Tarot Bahçesine girmek, yaşayan bir sanat eseri deneyimlemek gibi diyor gezenler. Şimdi biraz hayal edelim: Tarot falındaki kartların adını verdiği ve onlara yeni anlamlar yüklediği heykellerle dolu bir bahçe. Çocuklar aynalı Baş Rahibe ve Hayat Ağacı heykellerine tırmanıp oynuyorlar ve kilometrelerce uzunluğundaki çevredeki tepelerin manzarasını izliyorlar. Aynalar ve seramik karolar bir renk ve ışık bolluğu yaratıp, kadın cinselliğini on beş metre yüksekliğe ulaşabilen fantastik figürlerle kutluyor.
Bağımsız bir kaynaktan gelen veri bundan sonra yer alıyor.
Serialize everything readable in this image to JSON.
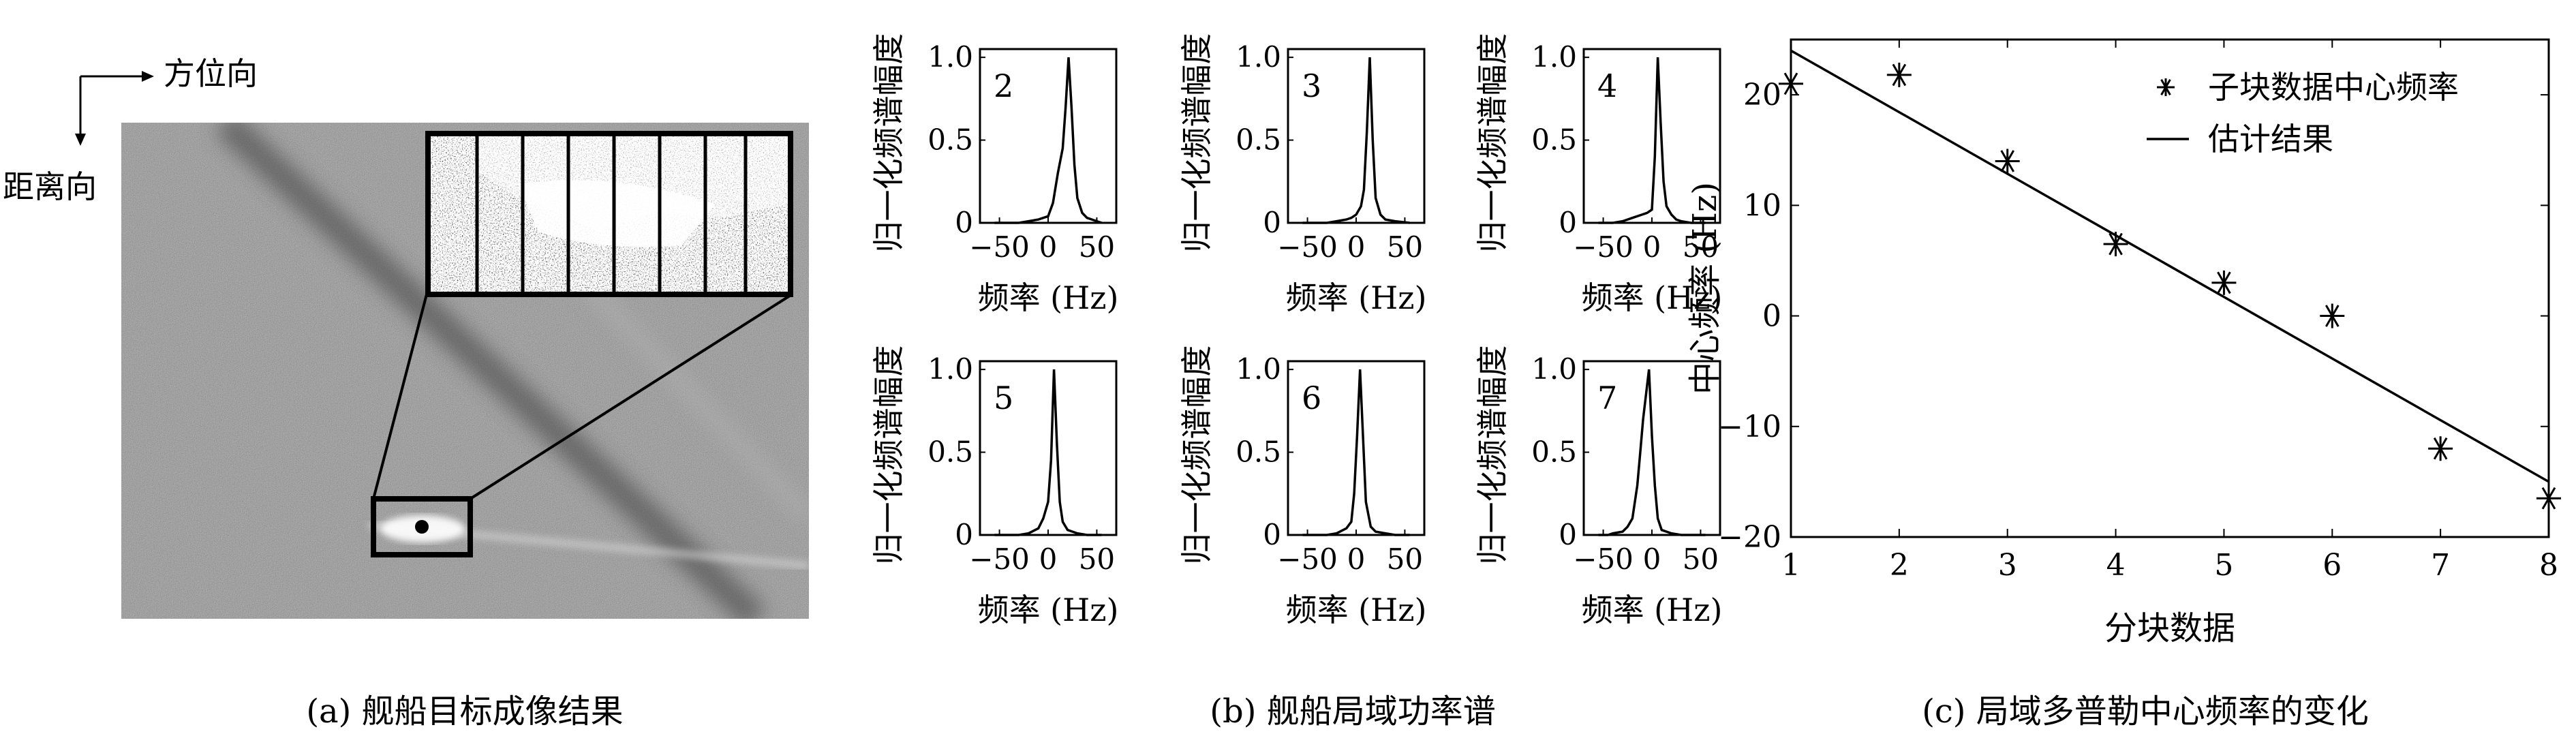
{
  "panel_a": {
    "axis_azimuth": "方位向",
    "axis_range": "距离向",
    "caption": "(a) 舰船目标成像结果",
    "colors": {
      "sar_background": "#8a8a8a",
      "frame": "#000000"
    }
  },
  "panel_b": {
    "caption": "(b) 舰船局域功率谱",
    "ylabel": "归一化频谱幅度",
    "xlabel": "频率 (Hz)",
    "x_ticks": [
      "−50",
      "0",
      "50"
    ],
    "y_ticks": [
      "0",
      "0.5",
      "1.0"
    ]
  },
  "panel_c": {
    "caption": "(c) 局域多普勒中心频率的变化",
    "legend_star": "子块数据中心频率",
    "legend_line": "估计结果",
    "xlabel": "分块数据",
    "ylabel": "中心频率 (Hz)",
    "x_ticks": [
      "1",
      "2",
      "3",
      "4",
      "5",
      "6",
      "7",
      "8"
    ],
    "y_ticks": [
      "20",
      "10",
      "0",
      "−10",
      "−20"
    ]
  },
  "chart_data": [
    {
      "type": "line",
      "panel": "b",
      "xlabel": "频率 (Hz)",
      "ylabel": "归一化频谱幅度",
      "xlim": [
        -70,
        70
      ],
      "ylim": [
        0,
        1.05
      ],
      "subplots": [
        {
          "label": "2",
          "x": [
            -55,
            -40,
            -30,
            -20,
            -10,
            0,
            5,
            10,
            15,
            18,
            21,
            24,
            27,
            30,
            35,
            40,
            45,
            50,
            55
          ],
          "y": [
            0,
            0,
            0,
            0.01,
            0.02,
            0.04,
            0.12,
            0.3,
            0.45,
            0.7,
            1.0,
            0.7,
            0.35,
            0.15,
            0.06,
            0.03,
            0.02,
            0.01,
            0
          ]
        },
        {
          "label": "3",
          "x": [
            -55,
            -40,
            -30,
            -20,
            -10,
            -5,
            0,
            5,
            8,
            11,
            14,
            17,
            20,
            25,
            30,
            40,
            55
          ],
          "y": [
            0,
            0,
            0,
            0.01,
            0.02,
            0.03,
            0.05,
            0.1,
            0.2,
            0.55,
            1.0,
            0.5,
            0.15,
            0.05,
            0.02,
            0.01,
            0
          ]
        },
        {
          "label": "4",
          "x": [
            -55,
            -40,
            -30,
            -20,
            -10,
            -5,
            0,
            3,
            6,
            9,
            12,
            15,
            20,
            25,
            30,
            40,
            55
          ],
          "y": [
            0,
            0,
            0.01,
            0.03,
            0.05,
            0.06,
            0.08,
            0.4,
            1.0,
            0.6,
            0.25,
            0.1,
            0.05,
            0.02,
            0.01,
            0,
            0
          ]
        },
        {
          "label": "5",
          "x": [
            -55,
            -40,
            -30,
            -20,
            -10,
            -5,
            0,
            3,
            6,
            9,
            12,
            15,
            20,
            25,
            30,
            40,
            55
          ],
          "y": [
            0,
            0,
            0,
            0.01,
            0.04,
            0.1,
            0.2,
            0.45,
            1.0,
            0.55,
            0.2,
            0.08,
            0.03,
            0.02,
            0.01,
            0,
            0
          ]
        },
        {
          "label": "6",
          "x": [
            -55,
            -40,
            -30,
            -20,
            -10,
            -5,
            -2,
            1,
            4,
            7,
            10,
            15,
            20,
            30,
            40,
            55
          ],
          "y": [
            0,
            0,
            0,
            0.01,
            0.04,
            0.08,
            0.25,
            0.6,
            1.0,
            0.6,
            0.2,
            0.05,
            0.02,
            0.01,
            0,
            0
          ]
        },
        {
          "label": "7",
          "x": [
            -55,
            -45,
            -40,
            -30,
            -25,
            -20,
            -15,
            -12,
            -9,
            -6,
            -3,
            0,
            3,
            6,
            10,
            20,
            30,
            40,
            55
          ],
          "y": [
            0,
            0,
            0.01,
            0.02,
            0.05,
            0.1,
            0.3,
            0.5,
            0.7,
            0.85,
            1.0,
            0.6,
            0.3,
            0.1,
            0.03,
            0.01,
            0,
            0,
            0
          ]
        }
      ]
    },
    {
      "type": "scatter",
      "panel": "c",
      "xlabel": "分块数据",
      "ylabel": "中心频率 (Hz)",
      "xlim": [
        1,
        8
      ],
      "ylim": [
        -20,
        25
      ],
      "series": [
        {
          "name": "子块数据中心频率",
          "x": [
            1,
            2,
            3,
            4,
            5,
            6,
            7,
            8
          ],
          "y": [
            21,
            21.8,
            14,
            6.5,
            3,
            0,
            -12,
            -16.5
          ]
        },
        {
          "name": "估计结果",
          "x": [
            1,
            8
          ],
          "y": [
            24,
            -15
          ]
        }
      ]
    }
  ]
}
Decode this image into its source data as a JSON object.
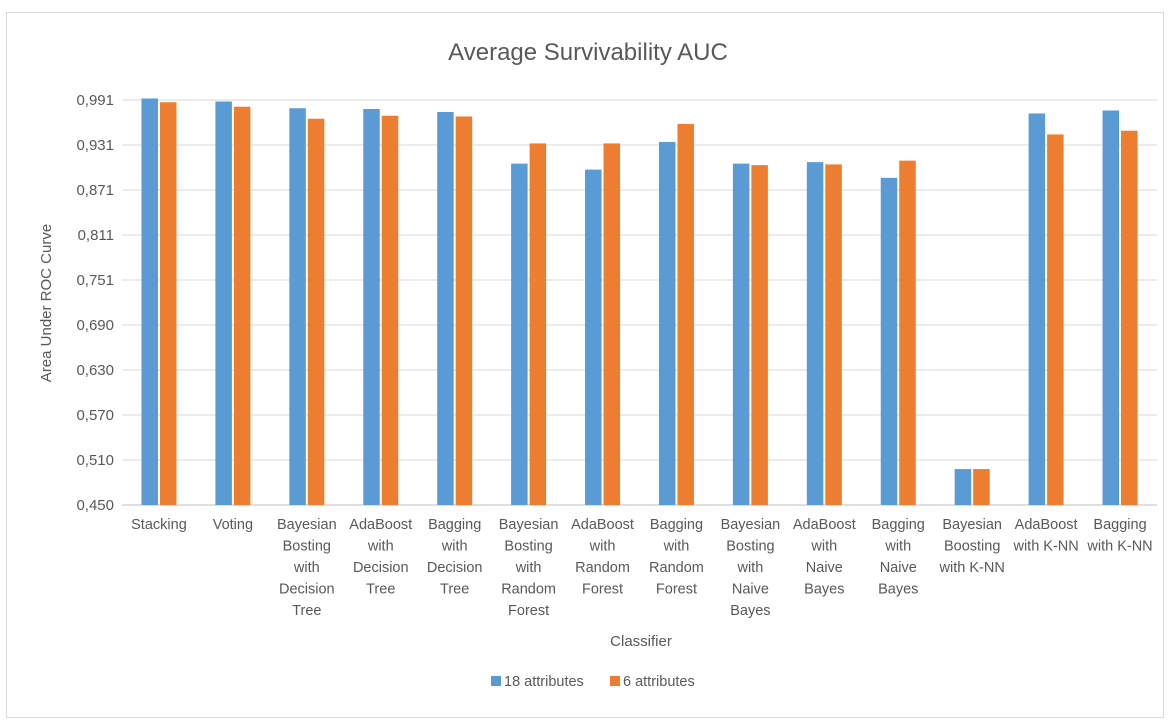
{
  "chart_data": {
    "type": "bar",
    "title": "Average Survivability AUC",
    "xlabel": "Classifier",
    "ylabel": "Area Under ROC Curve",
    "ylim": [
      0.45,
      0.991
    ],
    "yticks": [
      "0,991",
      "0,931",
      "0,871",
      "0,811",
      "0,751",
      "0,690",
      "0,630",
      "0,570",
      "0,510",
      "0,450"
    ],
    "grid": true,
    "legend_position": "bottom",
    "categories": [
      [
        "Stacking"
      ],
      [
        "Voting"
      ],
      [
        "Bayesian",
        "Bosting",
        "with",
        "Decision",
        "Tree"
      ],
      [
        "AdaBoost",
        "with",
        "Decision",
        "Tree"
      ],
      [
        "Bagging",
        "with",
        "Decision",
        "Tree"
      ],
      [
        "Bayesian",
        "Bosting",
        "with",
        "Random",
        "Forest"
      ],
      [
        "AdaBoost",
        "with",
        "Random",
        "Forest"
      ],
      [
        "Bagging",
        "with",
        "Random",
        "Forest"
      ],
      [
        "Bayesian",
        "Bosting",
        "with",
        "Naive",
        "Bayes"
      ],
      [
        "AdaBoost",
        "with",
        "Naive",
        "Bayes"
      ],
      [
        "Bagging",
        "with",
        "Naive",
        "Bayes"
      ],
      [
        "Bayesian",
        "Boosting",
        "with K-NN"
      ],
      [
        "AdaBoost",
        "with K-NN"
      ],
      [
        "Bagging",
        "with K-NN"
      ]
    ],
    "series": [
      {
        "name": "18 attributes",
        "color": "#5b9bd5",
        "values": [
          0.993,
          0.989,
          0.98,
          0.979,
          0.975,
          0.906,
          0.898,
          0.935,
          0.906,
          0.908,
          0.887,
          0.498,
          0.973,
          0.977
        ]
      },
      {
        "name": "6 attributes",
        "color": "#ed7d31",
        "values": [
          0.988,
          0.982,
          0.966,
          0.97,
          0.969,
          0.933,
          0.933,
          0.959,
          0.904,
          0.905,
          0.91,
          0.498,
          0.945,
          0.95
        ]
      }
    ]
  }
}
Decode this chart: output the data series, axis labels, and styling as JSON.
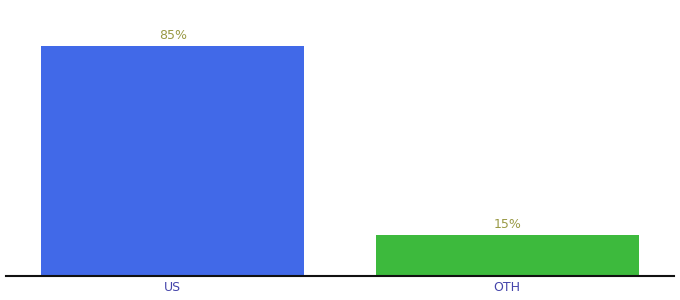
{
  "categories": [
    "US",
    "OTH"
  ],
  "values": [
    85,
    15
  ],
  "bar_colors": [
    "#4169e8",
    "#3dba3d"
  ],
  "label_color": "#999944",
  "label_fontsize": 9,
  "tick_fontsize": 9,
  "tick_color": "#4444aa",
  "background_color": "#ffffff",
  "bar_width": 0.55,
  "x_positions": [
    0.35,
    1.05
  ],
  "xlim": [
    0.0,
    1.4
  ],
  "ylim": [
    0,
    100
  ],
  "label_format": [
    "85%",
    "15%"
  ]
}
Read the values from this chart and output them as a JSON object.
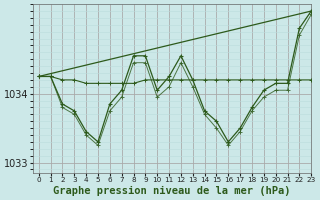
{
  "xlabel": "Graphe pression niveau de la mer (hPa)",
  "bg_color": "#cce8e8",
  "grid_color_major": "#aaaaaa",
  "grid_color_minor": "#bbdddd",
  "line_color": "#2d5a1b",
  "ylim": [
    1032.85,
    1035.3
  ],
  "xlim": [
    -0.5,
    23
  ],
  "yticks": [
    1033,
    1034
  ],
  "xticks": [
    0,
    1,
    2,
    3,
    4,
    5,
    6,
    7,
    8,
    9,
    10,
    11,
    12,
    13,
    14,
    15,
    16,
    17,
    18,
    19,
    20,
    21,
    22,
    23
  ],
  "series1_x": [
    0,
    1,
    2,
    3,
    4,
    5,
    6,
    7,
    8,
    9,
    10,
    11,
    12,
    13,
    14,
    15,
    16,
    17,
    18,
    19,
    20,
    21,
    22,
    23
  ],
  "series1_y": [
    1034.25,
    1034.25,
    1033.85,
    1033.75,
    1033.45,
    1033.3,
    1033.85,
    1034.05,
    1034.55,
    1034.55,
    1034.05,
    1034.25,
    1034.55,
    1034.2,
    1033.75,
    1033.6,
    1033.3,
    1033.5,
    1033.8,
    1034.05,
    1034.15,
    1034.15,
    1034.95,
    1035.2
  ],
  "series2_x": [
    0,
    1,
    2,
    3,
    4,
    5,
    6,
    7,
    8,
    9,
    10,
    11,
    12,
    13,
    14,
    15,
    16,
    17,
    18,
    19,
    20,
    21,
    22,
    23
  ],
  "series2_y": [
    1034.25,
    1034.25,
    1033.8,
    1033.7,
    1033.4,
    1033.25,
    1033.75,
    1033.95,
    1034.45,
    1034.45,
    1033.95,
    1034.1,
    1034.45,
    1034.1,
    1033.7,
    1033.5,
    1033.25,
    1033.45,
    1033.75,
    1033.95,
    1034.05,
    1034.05,
    1034.85,
    1035.15
  ],
  "flat_series_x": [
    0,
    1,
    2,
    3,
    4,
    5,
    6,
    7,
    8,
    9,
    10,
    11,
    12,
    13,
    14,
    15,
    16,
    17,
    18,
    19,
    20,
    21,
    22,
    23
  ],
  "flat_series_y": [
    1034.25,
    1034.25,
    1034.2,
    1034.2,
    1034.15,
    1034.15,
    1034.15,
    1034.15,
    1034.15,
    1034.2,
    1034.2,
    1034.2,
    1034.2,
    1034.2,
    1034.2,
    1034.2,
    1034.2,
    1034.2,
    1034.2,
    1034.2,
    1034.2,
    1034.2,
    1034.2,
    1034.2
  ],
  "trend_x": [
    0,
    23
  ],
  "trend_y": [
    1034.25,
    1035.2
  ],
  "font_size_xlabel": 7.5,
  "font_size_ytick": 7,
  "font_size_xtick": 5.2
}
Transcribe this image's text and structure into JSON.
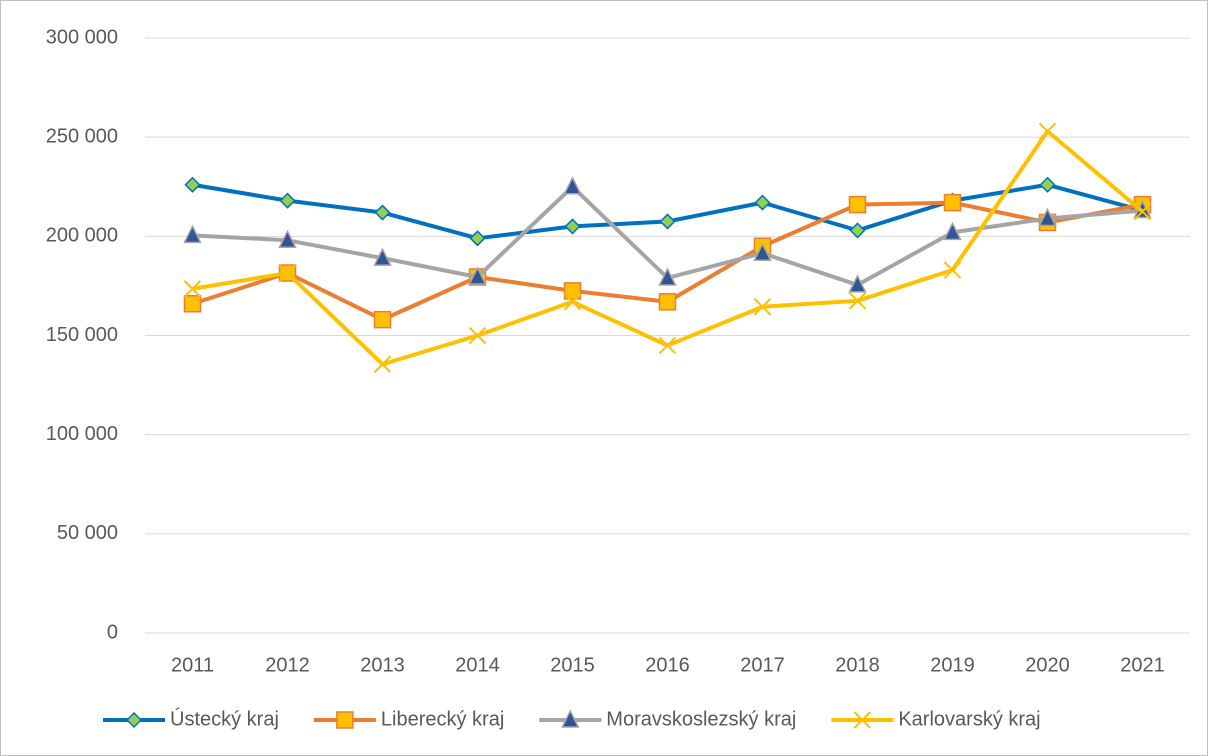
{
  "chart_data": {
    "type": "line",
    "categories": [
      "2011",
      "2012",
      "2013",
      "2014",
      "2015",
      "2016",
      "2017",
      "2018",
      "2019",
      "2020",
      "2021"
    ],
    "series": [
      {
        "name": "Ústecký kraj",
        "color": "#0070c0",
        "marker": "diamond",
        "marker_fill": "#92d050",
        "values": [
          226000,
          218000,
          212000,
          199000,
          205000,
          207500,
          217000,
          203000,
          218000,
          226000,
          213000
        ]
      },
      {
        "name": "Liberecký kraj",
        "color": "#ed7d31",
        "marker": "square",
        "marker_fill": "#ffc000",
        "values": [
          166000,
          181500,
          158000,
          179500,
          172500,
          167000,
          195000,
          216000,
          217000,
          207000,
          216000
        ]
      },
      {
        "name": "Moravskoslezský kraj",
        "color": "#a5a5a5",
        "marker": "triangle",
        "marker_fill": "#2f5597",
        "values": [
          200500,
          198000,
          189000,
          179500,
          225000,
          179000,
          191500,
          175500,
          202000,
          209000,
          213000
        ]
      },
      {
        "name": "Karlovarský kraj",
        "color": "#ffc000",
        "marker": "x",
        "marker_fill": "#ffc000",
        "values": [
          173500,
          181500,
          135500,
          150000,
          167000,
          145000,
          164500,
          167500,
          183000,
          253000,
          212500
        ]
      }
    ],
    "ylim": [
      0,
      300000
    ],
    "yticks": [
      0,
      {
        "value": 50000,
        "label": "50 000"
      },
      {
        "value": 100000,
        "label": "100 000"
      },
      {
        "value": 150000,
        "label": "150 000"
      },
      {
        "value": 200000,
        "label": "200 000"
      },
      {
        "value": 250000,
        "label": "250 000"
      },
      {
        "value": 300000,
        "label": "300 000"
      }
    ],
    "grid": true,
    "legend": "bottom"
  }
}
Bedenler kalpler ve çiçeklerle süslenirken, görünmeyen köşelerden şiir, adak ve diğer metinler okunuyor. Sadece bahçe duvarlarının içinde bile imkansızın birdenbire mümkün hale geldiği absürd, neşeli bir yer.
Çocukça bir bahçe gibi dursa da sonsuz hayal dünyasına sahip bir kadının farklı anlamlar yüklediği bu fantastik bahçeyi umarım sen de ben de bir gün görürüz!